About Me

December 2022 - Slides

An Introduction to Type Sytems and Typing tools in Python

The Python programming language has become the de facto standard for writing a vast majority of scientific code. While being highly general-purpose (unlike alternatives ... like matlab or R), Python is *interpreted* and *dynamically-typed*.

On the one hand, these properties have spurred the emergence of interactive Python-powered development toolkits such as IPython or Jupyter, making it easy for scientists and software engineers to explore data and write Python code in an iterative manner. On the other hand, these properties imply that the type safety of a program is not checked by a compiler, but by the programmer, the remaining uncaught type errors being raised at runtime. Detrimental consequences follow: the mental charge of writing code increases, refactoring becomes daunting, interactive development loses in fluidity.

Type Hints, introduced in Python by PEP 484, seek to reintroduce type safety to Python programs, through the concept of "type annotations". Type annotations are used in Python programs to declare the expected type of variables. These annotations do not affect runtime, but can be leveraged by static Python type checkers such as mypy or pyright to produce ahead-of-time warning messages describing the mismatch between a variable's type annotation and its runtime type as predicted by the checker.

On the one hand, type annotations can be adopted gradually, inducing a low barrier to entry. On the other hand, a holistic usage of type hints requires some foundational knowledge of type theory, a subfield of theoretical computer science which is not frequently mastered by domain scientists.

In this tutorial, we will learn how to use Python type annotations: we will go through the basic type-theory prerequisites that are necessary for an informed usage of such annotations. We will make a panorama of the current available type-related features in Python, through a series of basic illustrative examples. Finally, we will discuss the additional feature stemming from the integration of type annotations with popular code development toolchains (in particular Language Servers), leading to more informative completion and error checking.

Tutorial on Jax

Current modern scientific computing frameworks such as numpy or pytorch offer an attractive trade-off between ease of use and performance by exposing a set of ...highly optimized common numerical subroutines (implemented in low-level languages) via a high-level Python API. However, not much is done in these frameworks to optimize performance at a program level.

jax fills this gap by defining and implementing a system of function transformations, which can be operated on *pure and statically composed* (PSC) Python programs allowed to call a large set of numpy-like subroutines. These function transformations encompass in a unified manner operations as varied Just In Time (JIT) compilation, Automatic Differentiation, Vectorization and more, making programs written in jax both highly-optimized and often less complex than their pytorch counterpart.

In this tutorial, we will go through a high-level introduction to jax, discuss its most common features and how to write idiomatic jax code through a series of examples. Finally, we will also consider the potential limitations of jax, and in particular the "compiled language creep", e.g the additional structural constraints that jax-compatible programs must verify.

Large Scale Interactive Data Exploration and Experiments

Data Analysis, and as a consequence, many research tasks, are iterative and exploratory operations. The Jupyter Notebook is a celebrated programing environment that, in contrast ... to traditional code editors and file-based programming workflows, fits with the exploratory nature of data analysis.

While Jupyter Notebooks are now widely used for quick data wrangling on personal laptops, it is less common to use them when launching large scale experiments (or running large scale data analysis) on a cluster of computing resources.
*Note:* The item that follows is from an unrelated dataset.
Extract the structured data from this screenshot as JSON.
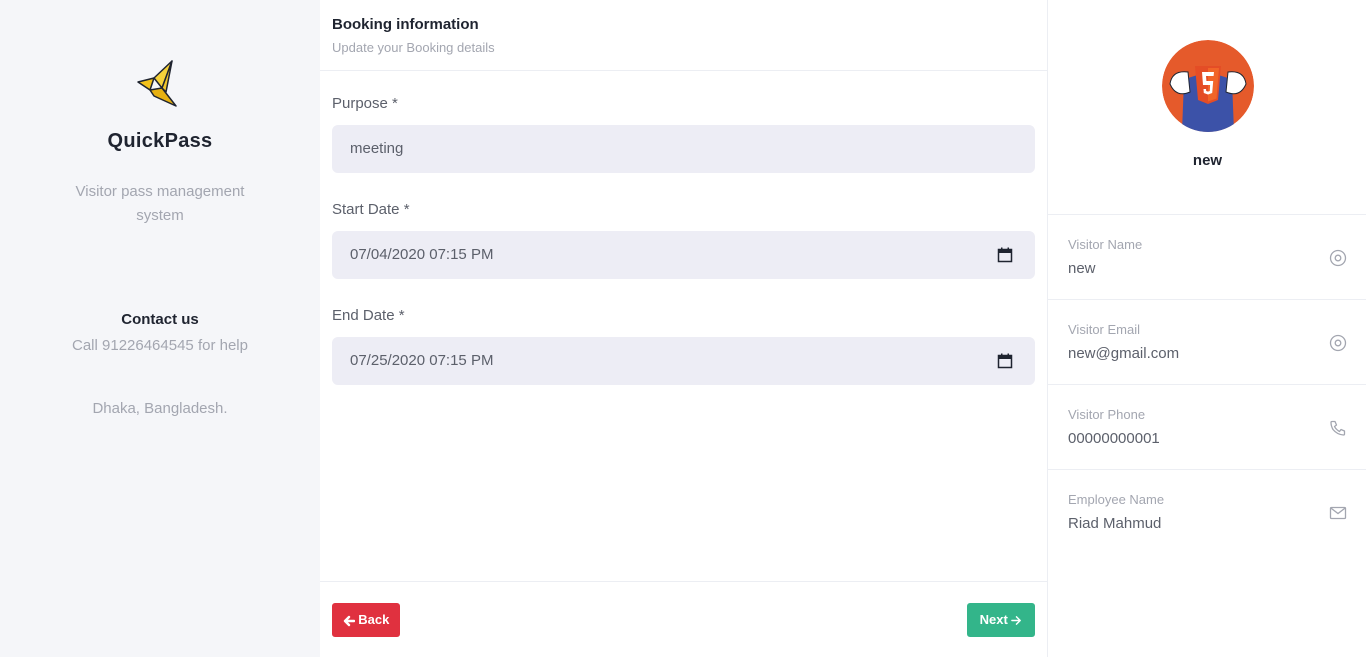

In this talk, we will see how to run experiments from a SLURM cluster using Jupyter Notebooks alongside with Dask, a distributed computing library written in Python, allowing for large scale and iterative data analysis. This talk is mostly relevant for Python Programming.

Parallel Computing in Python: Current State and Recent Advances

Modern hardware is multi-core. Itis crucial for Python to provide high-performance parallelism. This talk will expose to both data-scientists and library developers the current state of affairs and the recent advances for parallel computing with Python. ...The goal is to help practitioners and developers to make better decisions on this matter.

I will first cover how Python can interface with parallelism, from leveraging external parallelism of C-extensions –especially the BLAS family– to Python’s multiprocessing and multithreading API. I will touch upon use cases, e.g single vs multi machine, as well as and pros and cons of the various solutions for each use case. Most of these considerations will be backed by benchmarks from the scikit-learn machine learning library. From these low-level interfaces emerged higher-level parallel processing libraries, such as concurrent.futures, joblib and loky (used by dask and scikit-learn) These libraries make it easy for Python programmers to use safe and reliable parallelism in their code. They can even work in more exotic situations, such as interactive sessions, in which Python’s native multiprocessing support tends to fail. I will describe their purpose as well as the canonical use-cases they address.